Emma Logan, co-founder of leading e-cigarette-brand JAC Vapour, said: “There is no data to suggest that electronic cigarette vapour contains any life-threatening second-hand properties, therefore a proposed ban in enclosed public spaces does not make sense from a scientific viewpoint.

“Tobacco cigarettes are dangerous in a second capacity due to the tar and other carcinogens, none of which are in an e-cigarette. There is never, or ever has been, a risk of addiction to nicotine from second properties of e-cigarettes or even from tobacco cigarettes.

“Therefore, are we to believe that the Welsh government want to place a ban and force vapers to vape outside with smokers in designated smoking areas – a known health hazard – based on how it looks, which then makes e-cigs a social issue rather than a health issue?

“What we need is proper education: working with bars and restaurants with support from public health organisations, government and electronic cigarette bodies to ensure that smokers who can benefit most from these products are given the opportunity to do so without prejudice.”

JAC Vapour last month unveiled Clear Steam, an e-liquid for e-cigarettes that emits no visible vapour when exhaled.

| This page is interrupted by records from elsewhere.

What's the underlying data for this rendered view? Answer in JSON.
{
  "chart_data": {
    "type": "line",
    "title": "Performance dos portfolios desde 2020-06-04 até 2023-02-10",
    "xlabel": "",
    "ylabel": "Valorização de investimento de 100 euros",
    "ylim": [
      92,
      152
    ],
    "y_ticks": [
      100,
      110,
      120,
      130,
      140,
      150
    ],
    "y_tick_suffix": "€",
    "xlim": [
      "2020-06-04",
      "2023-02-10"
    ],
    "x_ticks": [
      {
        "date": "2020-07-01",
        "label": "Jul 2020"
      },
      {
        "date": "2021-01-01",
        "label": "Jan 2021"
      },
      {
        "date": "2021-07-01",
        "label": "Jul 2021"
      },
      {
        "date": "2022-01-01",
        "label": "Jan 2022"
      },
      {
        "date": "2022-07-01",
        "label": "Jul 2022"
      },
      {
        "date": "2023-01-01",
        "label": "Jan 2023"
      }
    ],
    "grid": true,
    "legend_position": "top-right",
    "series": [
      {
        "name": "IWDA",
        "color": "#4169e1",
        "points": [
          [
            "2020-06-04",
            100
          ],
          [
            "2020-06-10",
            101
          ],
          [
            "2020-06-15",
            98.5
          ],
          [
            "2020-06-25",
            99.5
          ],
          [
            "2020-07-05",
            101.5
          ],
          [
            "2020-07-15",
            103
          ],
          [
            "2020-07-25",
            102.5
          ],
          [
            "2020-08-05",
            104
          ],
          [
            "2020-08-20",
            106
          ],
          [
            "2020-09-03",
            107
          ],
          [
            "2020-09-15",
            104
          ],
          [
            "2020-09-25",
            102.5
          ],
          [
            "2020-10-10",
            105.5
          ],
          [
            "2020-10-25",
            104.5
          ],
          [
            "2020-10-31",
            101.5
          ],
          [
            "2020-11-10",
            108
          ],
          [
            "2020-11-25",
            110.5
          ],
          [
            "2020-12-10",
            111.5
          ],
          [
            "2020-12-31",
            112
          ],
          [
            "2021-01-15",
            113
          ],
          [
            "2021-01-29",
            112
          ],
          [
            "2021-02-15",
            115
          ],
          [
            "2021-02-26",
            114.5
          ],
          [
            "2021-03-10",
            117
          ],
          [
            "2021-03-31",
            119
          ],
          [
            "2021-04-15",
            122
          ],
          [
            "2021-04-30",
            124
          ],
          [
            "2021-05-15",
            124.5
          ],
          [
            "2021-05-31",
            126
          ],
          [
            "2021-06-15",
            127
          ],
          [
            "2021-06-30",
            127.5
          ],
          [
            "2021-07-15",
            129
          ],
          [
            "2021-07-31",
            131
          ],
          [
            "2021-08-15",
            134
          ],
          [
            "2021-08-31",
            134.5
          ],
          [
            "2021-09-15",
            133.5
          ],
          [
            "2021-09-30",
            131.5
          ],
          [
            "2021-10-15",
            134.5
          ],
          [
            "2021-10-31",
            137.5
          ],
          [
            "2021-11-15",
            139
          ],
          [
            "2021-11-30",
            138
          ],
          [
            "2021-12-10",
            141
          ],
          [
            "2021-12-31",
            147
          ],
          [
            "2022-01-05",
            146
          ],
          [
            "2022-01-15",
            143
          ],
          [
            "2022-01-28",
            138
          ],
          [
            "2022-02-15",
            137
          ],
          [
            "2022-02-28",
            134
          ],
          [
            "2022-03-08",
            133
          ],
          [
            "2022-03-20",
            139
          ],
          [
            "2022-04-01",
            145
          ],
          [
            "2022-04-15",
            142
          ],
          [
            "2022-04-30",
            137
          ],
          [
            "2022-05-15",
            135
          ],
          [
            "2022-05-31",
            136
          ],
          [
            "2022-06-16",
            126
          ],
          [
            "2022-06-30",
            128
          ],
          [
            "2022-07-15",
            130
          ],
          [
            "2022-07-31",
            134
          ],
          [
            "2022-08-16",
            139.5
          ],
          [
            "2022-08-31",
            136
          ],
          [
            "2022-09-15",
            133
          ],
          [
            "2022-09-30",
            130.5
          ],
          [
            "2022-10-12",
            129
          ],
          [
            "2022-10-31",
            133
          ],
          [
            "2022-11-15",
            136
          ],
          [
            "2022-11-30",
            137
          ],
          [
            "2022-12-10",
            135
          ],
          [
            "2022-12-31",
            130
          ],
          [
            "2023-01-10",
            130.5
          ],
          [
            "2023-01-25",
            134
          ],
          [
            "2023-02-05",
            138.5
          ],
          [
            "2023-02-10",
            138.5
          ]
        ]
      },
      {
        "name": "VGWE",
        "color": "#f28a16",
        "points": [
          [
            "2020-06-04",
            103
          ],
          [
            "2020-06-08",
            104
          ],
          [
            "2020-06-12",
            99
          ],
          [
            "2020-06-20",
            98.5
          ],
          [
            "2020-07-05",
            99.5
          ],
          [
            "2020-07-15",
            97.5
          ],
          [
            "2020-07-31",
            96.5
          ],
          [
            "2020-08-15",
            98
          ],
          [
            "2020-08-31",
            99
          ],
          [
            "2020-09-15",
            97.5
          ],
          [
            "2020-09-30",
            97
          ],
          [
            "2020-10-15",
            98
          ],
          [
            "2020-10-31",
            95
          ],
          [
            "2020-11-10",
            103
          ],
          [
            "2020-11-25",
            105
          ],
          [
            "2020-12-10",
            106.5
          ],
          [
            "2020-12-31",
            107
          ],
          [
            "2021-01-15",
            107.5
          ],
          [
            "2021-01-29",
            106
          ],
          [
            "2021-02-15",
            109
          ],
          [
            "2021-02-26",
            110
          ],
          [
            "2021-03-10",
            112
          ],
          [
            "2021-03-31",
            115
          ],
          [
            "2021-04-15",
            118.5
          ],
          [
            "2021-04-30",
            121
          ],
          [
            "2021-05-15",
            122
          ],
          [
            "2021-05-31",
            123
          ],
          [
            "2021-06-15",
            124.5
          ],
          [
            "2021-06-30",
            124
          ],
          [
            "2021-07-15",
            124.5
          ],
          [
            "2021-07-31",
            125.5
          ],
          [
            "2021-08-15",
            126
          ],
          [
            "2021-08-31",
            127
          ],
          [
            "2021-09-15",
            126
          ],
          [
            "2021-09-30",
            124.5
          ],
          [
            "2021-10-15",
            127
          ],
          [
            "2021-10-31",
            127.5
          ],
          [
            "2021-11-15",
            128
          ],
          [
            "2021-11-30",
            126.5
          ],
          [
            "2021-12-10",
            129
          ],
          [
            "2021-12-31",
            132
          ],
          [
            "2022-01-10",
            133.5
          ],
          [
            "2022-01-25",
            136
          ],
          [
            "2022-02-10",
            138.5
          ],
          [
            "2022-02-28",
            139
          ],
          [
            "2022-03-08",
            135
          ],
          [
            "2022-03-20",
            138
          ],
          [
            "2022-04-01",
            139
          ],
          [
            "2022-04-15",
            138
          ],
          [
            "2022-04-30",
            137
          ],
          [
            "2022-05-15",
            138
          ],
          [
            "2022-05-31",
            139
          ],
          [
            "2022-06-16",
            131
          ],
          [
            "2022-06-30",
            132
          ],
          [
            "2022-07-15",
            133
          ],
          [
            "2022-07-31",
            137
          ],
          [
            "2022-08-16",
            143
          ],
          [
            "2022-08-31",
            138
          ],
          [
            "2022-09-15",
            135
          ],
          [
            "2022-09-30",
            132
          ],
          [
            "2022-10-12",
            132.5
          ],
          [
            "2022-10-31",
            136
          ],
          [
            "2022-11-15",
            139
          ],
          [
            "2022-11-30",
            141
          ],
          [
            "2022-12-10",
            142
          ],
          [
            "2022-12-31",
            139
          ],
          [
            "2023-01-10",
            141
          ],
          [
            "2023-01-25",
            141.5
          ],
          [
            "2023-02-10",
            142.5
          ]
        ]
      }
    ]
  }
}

Jacob Fuller, chief executive of another leading e-cigarette brand blu eCigs, formerly Skycig, said: “E-cigarettes are entirely different products to tobacco cigarettes. Apart from nicotine, the content is very different, as is the appearance, particularly that of our new blu e-cigarettes, which will be black with a blue LED tip.

“E-cigarettes are also marketed only to adult smokers. To say that they normalise smoking cigarettes is not a justifiable claim and, what’s more, to treat e-cigarettes in the same way as tobacco products is to restrict the freedom of adult smokers to choose the product they prefer.”